On Tuesday, Senator John Kennedy (R-LA) questioned Ketanji Brown Jackson, President Biden’s nominee to the Supreme Court, about abortion, asking her when she thought life began. Jackson evaded answering the question, replying, “I don’t know,” then laughed.
Kennedy asked, “When does life begin, in your opinion?”
“Senator, I don’t know,” Jackson answered as she laughed uncomfortably.
“Ma’am?” Kennedy queried.
“I don’t know,” Jackson repeated.
“You have a belief?” Kennedy persisted.
“I have personal, religious and otherwise beliefs that have nothing to do with the law in terms of when life begins, “ Jackson responded.
“Do you have a personal belief, though, about when life begins?” Kennedy prodded.
“I have a religious view —” Jackson started.
“A religious belief?” Kennedy interjected.
“ — that I set aside when I am ruling on cases,” Jackson finished.

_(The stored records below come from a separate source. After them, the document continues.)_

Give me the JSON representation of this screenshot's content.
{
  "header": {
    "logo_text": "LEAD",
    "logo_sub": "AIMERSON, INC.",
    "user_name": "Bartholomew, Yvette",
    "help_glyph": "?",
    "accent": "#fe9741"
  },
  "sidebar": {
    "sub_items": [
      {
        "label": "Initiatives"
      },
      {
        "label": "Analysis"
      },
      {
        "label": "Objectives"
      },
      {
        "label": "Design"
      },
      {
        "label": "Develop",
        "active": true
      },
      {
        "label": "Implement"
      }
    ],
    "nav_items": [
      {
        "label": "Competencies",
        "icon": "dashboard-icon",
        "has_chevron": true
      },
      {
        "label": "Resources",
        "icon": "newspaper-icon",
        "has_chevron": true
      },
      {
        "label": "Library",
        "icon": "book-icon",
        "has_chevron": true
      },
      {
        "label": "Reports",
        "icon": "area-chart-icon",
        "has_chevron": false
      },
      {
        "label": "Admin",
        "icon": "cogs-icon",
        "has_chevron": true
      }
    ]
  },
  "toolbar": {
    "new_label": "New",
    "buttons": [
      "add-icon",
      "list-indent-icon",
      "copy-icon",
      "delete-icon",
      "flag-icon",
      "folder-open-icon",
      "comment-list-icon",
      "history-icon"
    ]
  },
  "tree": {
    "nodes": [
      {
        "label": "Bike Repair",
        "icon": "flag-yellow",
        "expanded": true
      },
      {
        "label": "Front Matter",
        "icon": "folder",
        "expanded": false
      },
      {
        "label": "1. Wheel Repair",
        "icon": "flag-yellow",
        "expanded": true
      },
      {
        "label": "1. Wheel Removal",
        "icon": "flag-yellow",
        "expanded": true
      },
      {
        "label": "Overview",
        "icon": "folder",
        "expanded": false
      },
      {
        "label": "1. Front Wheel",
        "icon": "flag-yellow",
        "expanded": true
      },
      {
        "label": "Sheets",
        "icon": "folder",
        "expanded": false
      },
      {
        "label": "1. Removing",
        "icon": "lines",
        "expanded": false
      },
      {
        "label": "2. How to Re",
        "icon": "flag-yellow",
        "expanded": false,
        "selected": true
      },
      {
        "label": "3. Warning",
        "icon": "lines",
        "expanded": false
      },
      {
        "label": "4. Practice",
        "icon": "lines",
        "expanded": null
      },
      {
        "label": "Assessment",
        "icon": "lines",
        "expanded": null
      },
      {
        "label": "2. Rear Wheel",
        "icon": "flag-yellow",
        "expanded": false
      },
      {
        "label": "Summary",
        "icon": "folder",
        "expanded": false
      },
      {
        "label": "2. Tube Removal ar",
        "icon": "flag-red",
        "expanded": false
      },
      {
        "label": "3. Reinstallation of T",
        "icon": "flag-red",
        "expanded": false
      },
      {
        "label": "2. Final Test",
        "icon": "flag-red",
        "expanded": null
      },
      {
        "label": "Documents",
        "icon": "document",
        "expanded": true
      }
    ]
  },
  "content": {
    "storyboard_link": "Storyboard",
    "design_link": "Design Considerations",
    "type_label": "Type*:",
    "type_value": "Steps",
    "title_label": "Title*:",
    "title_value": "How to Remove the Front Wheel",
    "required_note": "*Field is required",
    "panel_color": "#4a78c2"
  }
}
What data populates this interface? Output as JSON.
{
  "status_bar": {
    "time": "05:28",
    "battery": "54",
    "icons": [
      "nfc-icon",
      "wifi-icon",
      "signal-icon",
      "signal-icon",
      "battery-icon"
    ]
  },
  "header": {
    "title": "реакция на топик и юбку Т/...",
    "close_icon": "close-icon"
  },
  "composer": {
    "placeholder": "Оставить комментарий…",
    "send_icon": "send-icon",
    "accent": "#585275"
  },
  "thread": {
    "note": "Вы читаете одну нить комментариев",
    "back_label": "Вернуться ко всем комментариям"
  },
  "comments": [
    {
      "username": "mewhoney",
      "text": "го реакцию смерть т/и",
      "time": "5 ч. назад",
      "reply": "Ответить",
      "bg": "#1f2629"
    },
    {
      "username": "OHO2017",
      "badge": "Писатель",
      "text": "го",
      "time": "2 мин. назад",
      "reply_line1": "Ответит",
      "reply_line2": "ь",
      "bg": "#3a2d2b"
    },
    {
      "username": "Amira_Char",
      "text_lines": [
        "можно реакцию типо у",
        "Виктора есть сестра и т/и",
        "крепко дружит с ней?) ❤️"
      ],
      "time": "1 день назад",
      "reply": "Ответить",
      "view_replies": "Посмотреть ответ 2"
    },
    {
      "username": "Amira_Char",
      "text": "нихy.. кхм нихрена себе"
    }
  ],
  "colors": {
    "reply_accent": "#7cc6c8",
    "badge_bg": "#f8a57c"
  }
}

“Okay. When does equal protection of the laws attach to a human being?” Kennedy shifted.
“Well, Senator, I believe the Supreme Court — actually — actually I don’t know the answer to that question. I’m sorry. I don’t,” Jackson dodged.
The Washington Post, writing of Jackson’s position on abortion, noted:
… she ruled against the Trump administration’s decision to cut grant funding under the federal Teen Pregnancy Prevention Program. In Policy and Research v. HHS, she found that the administration had not properly grounded its action in the mandates of the Administrative Procedure Act. As a lawyer in private practice, Jackson wrote an amicus brief on behalf of women’s groups defending a Massachusetts law that kept abortion protesters away from the entrances of facilities.
The amicus brief states:
Few American citizens who seek to exercise constitutionally protected rights must run a gauntlet through a hostile, noisy crowd of “in-your-face” protesters. Still fewer citizens, when seeking medical or surgical care — particularly care involving deeply private matters — must confront a crowd swarming around them, shouting in their faces, blocking their way, and thrusting disturbing photographs and objects at them. Yet on any given day, patients of reproductive health clinics may face all of these. …
Both patients and reproductive health care workers have been waylaid by screams shouted inches from their ears and gruesome placards shoved under their noses. The chaotic scenes, in which protest may go far beyond mere “speech,” are well-documented. They also are extremely frightening. …
The purpose of the statute at issue here is to regulate conduct, not pure speech. Demonstrators who wish to express their support for or opposition to abortion may still do so in almost any manner they choose, including by yelling or displaying disturbing visual images. What is regulated, however, is a form of conduct that has proven over time to be threatening and dangerous to women attempting to enter a clinic: “in-your-face” confrontations. There is simply no good reason to allow protestors to intimidate clinic clients in this fashion; there is no good constitutionally-protected right to harass a woman entering a clinic or to invade her “personal space.”